Internet domains are prized for several reasons, including their individuality, their brand recognition or simply because they are easy to remember, thus increasing customer traffic. Two companies can't both own and use "car.com" simultaneously, for example.
Numerous businesses have suffered from domain-name hijacking. In January 2005, a thief took control of "panix.com" away from Internet service provider Public Access Networks Corp. Emails to Panix customers bounced during the roughly two days that Panix lost control of the domain. In another case, it took the owner of "Sex.com" years to regain the domain after it had been hijacked using a forged letter to the registrar.
Domain experts say protecting the email address used to register the domain safe from break-ins is one of the most important steps to guarding the domain. Contact information for the person registering each domain is made publicly available online in a "Whois" database.
Hijackers sometimes break into the email address listed for a domain and use that account to change the domain owner's password with the registrar and authorize the domain's transfer. That's what happened to Mr. Inowlocki, with the domain thief breaking into his free Yahoo Inc. email account to seize yyy.com.
The domain experts say it is generally safer to use a corporate email address rather than a free Web email account offered by portals such as Yahoo. That's partly because the free Web email addresses can expire if they aren't used for a few years and then a domain hijacker can easily snatch them up. Passwords that are hard to guess and changed frequently are also key.
Owners need to "treat access to their email account as securely as they would treat credit-card numbers and other important information," says John Berryhill, a lawyer in Media, Pa., who handles domain-related issues.
Other measures to protect domains include keeping the information in the Whois database up to date, and registering it in the name of one of the owners or senior executives of a business. If the contact information held by the registrar isn't accurate, registrars can have a tougher time verifying who is trying to make any changes.
Domain experts say problems frequently occur when an outside contractor or employee registers a company's domain in their own name. Later on, they can use that to claim personal ownership of the domain in order to try to extract money from the business or cause problems.
Experts are divided on whether businesses should use private registration services, where registrars' information is listed in the Whois database rather than that of the owners. Such a measure could make it harder to impersonate the owner or crack into the email account. But Richard Lau, a London-based domain-name consultant, says that can make it harder for individuals trying to quickly verify ownership of a domain that has been transferred.
Mr. Lau advises businesses with valuable domains to use free and inexpensive services offered by some registrars that require additional layers of verification before a domain can be transferred from its owner. One of his clients has an "executive lock," which requires the company's chief executive to meet personally with the registrar's staff before it will transfer a domain. "The more valuable your domain name, the more you need to sacrifice convenience for security," says Mr. Lau.
Moniker, for one, offers a free executive-lock service as part of its domain registration service, which costs about $8 to $10 per year. Owners get a separate password they need to provide for the domain to be transferred.

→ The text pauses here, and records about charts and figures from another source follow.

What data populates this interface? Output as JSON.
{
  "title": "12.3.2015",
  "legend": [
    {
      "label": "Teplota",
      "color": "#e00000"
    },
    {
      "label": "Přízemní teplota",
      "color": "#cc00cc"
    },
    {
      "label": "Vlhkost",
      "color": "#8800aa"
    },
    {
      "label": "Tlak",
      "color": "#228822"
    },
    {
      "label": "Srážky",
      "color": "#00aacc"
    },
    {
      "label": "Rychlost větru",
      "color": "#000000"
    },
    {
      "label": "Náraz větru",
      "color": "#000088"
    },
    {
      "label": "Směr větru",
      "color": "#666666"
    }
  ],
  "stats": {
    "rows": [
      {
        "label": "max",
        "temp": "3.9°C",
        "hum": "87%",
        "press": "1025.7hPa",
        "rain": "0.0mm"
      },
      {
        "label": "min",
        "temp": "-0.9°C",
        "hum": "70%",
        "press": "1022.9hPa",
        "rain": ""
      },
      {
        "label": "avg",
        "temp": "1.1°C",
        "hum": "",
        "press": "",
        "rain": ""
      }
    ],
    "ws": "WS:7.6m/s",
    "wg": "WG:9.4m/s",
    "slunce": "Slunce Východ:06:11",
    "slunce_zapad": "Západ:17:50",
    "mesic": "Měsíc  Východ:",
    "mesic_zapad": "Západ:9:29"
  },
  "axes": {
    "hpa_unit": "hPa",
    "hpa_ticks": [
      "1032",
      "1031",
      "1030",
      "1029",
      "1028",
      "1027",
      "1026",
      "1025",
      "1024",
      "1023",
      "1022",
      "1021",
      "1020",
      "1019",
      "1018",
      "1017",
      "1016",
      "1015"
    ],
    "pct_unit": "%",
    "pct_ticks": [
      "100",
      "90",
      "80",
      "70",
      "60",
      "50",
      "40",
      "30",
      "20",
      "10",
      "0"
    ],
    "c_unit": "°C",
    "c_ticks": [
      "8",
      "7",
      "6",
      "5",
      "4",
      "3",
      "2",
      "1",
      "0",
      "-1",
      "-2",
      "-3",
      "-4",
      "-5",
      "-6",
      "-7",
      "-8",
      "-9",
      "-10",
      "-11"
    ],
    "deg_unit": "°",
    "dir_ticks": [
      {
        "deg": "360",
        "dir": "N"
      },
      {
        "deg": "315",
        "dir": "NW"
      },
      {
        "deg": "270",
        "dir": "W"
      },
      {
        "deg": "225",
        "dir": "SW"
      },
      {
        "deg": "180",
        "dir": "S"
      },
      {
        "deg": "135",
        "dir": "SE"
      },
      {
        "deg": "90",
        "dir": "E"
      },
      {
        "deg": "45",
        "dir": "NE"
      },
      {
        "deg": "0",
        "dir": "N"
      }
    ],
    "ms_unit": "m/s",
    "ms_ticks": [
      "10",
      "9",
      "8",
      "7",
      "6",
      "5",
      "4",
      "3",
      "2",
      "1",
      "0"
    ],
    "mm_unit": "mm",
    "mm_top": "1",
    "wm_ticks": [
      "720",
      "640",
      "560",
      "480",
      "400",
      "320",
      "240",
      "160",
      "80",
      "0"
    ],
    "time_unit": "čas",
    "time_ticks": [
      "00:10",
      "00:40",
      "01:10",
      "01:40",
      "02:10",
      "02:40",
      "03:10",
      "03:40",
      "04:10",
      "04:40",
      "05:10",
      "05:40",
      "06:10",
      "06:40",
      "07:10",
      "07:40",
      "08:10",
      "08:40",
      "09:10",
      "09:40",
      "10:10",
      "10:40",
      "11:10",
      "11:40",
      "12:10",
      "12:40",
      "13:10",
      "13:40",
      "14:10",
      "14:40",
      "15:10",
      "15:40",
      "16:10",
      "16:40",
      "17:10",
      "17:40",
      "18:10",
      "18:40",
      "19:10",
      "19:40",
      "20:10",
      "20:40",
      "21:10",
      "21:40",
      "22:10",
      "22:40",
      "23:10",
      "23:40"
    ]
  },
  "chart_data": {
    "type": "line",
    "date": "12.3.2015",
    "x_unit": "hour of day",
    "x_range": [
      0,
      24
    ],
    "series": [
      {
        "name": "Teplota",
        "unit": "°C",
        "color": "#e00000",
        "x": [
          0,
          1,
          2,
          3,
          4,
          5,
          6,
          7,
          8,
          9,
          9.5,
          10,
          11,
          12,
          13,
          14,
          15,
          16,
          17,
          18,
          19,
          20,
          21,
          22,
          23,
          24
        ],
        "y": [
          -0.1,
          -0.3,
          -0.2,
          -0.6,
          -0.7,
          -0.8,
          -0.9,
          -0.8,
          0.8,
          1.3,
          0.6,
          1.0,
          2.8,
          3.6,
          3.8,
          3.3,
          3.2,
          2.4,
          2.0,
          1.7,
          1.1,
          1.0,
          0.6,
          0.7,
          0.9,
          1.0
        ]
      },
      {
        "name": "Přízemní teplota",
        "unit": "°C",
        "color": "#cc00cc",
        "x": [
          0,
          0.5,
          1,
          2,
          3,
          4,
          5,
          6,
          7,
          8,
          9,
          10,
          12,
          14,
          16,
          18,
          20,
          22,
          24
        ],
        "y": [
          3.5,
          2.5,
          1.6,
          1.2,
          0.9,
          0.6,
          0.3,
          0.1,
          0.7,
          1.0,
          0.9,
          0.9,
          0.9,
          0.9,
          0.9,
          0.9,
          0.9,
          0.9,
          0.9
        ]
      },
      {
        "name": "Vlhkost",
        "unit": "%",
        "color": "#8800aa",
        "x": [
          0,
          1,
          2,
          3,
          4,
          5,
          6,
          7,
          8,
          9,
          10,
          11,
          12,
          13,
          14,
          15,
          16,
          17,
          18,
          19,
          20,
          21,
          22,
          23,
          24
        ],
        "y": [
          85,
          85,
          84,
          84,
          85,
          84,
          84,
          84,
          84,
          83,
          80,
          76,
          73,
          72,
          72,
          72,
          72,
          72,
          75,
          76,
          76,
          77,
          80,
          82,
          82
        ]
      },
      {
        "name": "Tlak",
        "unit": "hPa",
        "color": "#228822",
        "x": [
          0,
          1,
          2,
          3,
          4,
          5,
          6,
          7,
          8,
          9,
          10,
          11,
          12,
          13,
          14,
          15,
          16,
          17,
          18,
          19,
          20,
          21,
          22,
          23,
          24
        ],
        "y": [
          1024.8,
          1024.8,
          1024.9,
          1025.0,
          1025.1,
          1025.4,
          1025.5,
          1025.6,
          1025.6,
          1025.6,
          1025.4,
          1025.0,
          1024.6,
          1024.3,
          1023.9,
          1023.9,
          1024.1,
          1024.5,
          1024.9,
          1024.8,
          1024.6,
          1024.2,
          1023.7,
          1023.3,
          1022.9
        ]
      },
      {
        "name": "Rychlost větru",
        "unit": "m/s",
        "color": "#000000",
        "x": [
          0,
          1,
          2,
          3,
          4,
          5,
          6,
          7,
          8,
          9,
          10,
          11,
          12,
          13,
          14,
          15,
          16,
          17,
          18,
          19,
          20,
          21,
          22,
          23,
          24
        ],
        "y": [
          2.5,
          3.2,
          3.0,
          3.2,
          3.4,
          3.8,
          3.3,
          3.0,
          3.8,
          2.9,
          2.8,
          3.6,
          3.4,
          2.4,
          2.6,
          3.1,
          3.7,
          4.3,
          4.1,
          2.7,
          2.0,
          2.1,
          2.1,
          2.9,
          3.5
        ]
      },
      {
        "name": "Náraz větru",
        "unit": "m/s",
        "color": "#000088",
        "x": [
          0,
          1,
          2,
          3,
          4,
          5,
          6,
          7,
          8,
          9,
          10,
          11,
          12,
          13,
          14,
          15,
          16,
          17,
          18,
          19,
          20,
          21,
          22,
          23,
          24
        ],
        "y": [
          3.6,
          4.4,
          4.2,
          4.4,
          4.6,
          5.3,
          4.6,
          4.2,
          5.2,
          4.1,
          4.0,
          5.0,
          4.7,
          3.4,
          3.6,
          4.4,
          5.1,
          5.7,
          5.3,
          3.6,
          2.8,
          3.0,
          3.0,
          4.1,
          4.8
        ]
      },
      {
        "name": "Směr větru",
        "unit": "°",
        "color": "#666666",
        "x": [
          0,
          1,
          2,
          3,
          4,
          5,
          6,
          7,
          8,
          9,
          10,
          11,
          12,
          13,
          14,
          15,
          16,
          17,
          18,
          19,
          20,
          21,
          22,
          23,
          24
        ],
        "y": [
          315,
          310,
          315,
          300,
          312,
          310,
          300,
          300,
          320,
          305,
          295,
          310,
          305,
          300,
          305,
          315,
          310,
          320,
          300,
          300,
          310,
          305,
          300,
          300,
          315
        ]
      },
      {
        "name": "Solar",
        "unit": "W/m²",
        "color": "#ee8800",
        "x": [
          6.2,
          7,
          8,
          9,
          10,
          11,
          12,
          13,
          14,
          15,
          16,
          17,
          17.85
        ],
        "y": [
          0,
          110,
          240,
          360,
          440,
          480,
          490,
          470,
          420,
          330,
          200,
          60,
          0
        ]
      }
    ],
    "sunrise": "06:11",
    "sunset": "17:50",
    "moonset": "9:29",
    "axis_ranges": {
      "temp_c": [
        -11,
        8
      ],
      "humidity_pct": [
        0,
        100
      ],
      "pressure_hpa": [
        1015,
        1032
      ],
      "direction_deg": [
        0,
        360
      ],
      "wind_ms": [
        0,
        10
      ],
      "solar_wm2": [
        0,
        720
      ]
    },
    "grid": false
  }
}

For a few dollars annually, GoDaddy.com will lock a domain from being transferred under most circumstances and extend the ownership for another year even if the owner forgets to renew it. At least one company offers insurance against domain theft.
When a domain is stolen, the owner needs to contact his registrar as soon as he becomes aware of it. In some cases, the owner's registrar can negotiate with the hijacker's registrar to have the domain returned. In others, the owner's registrar needs to file a formal complaint.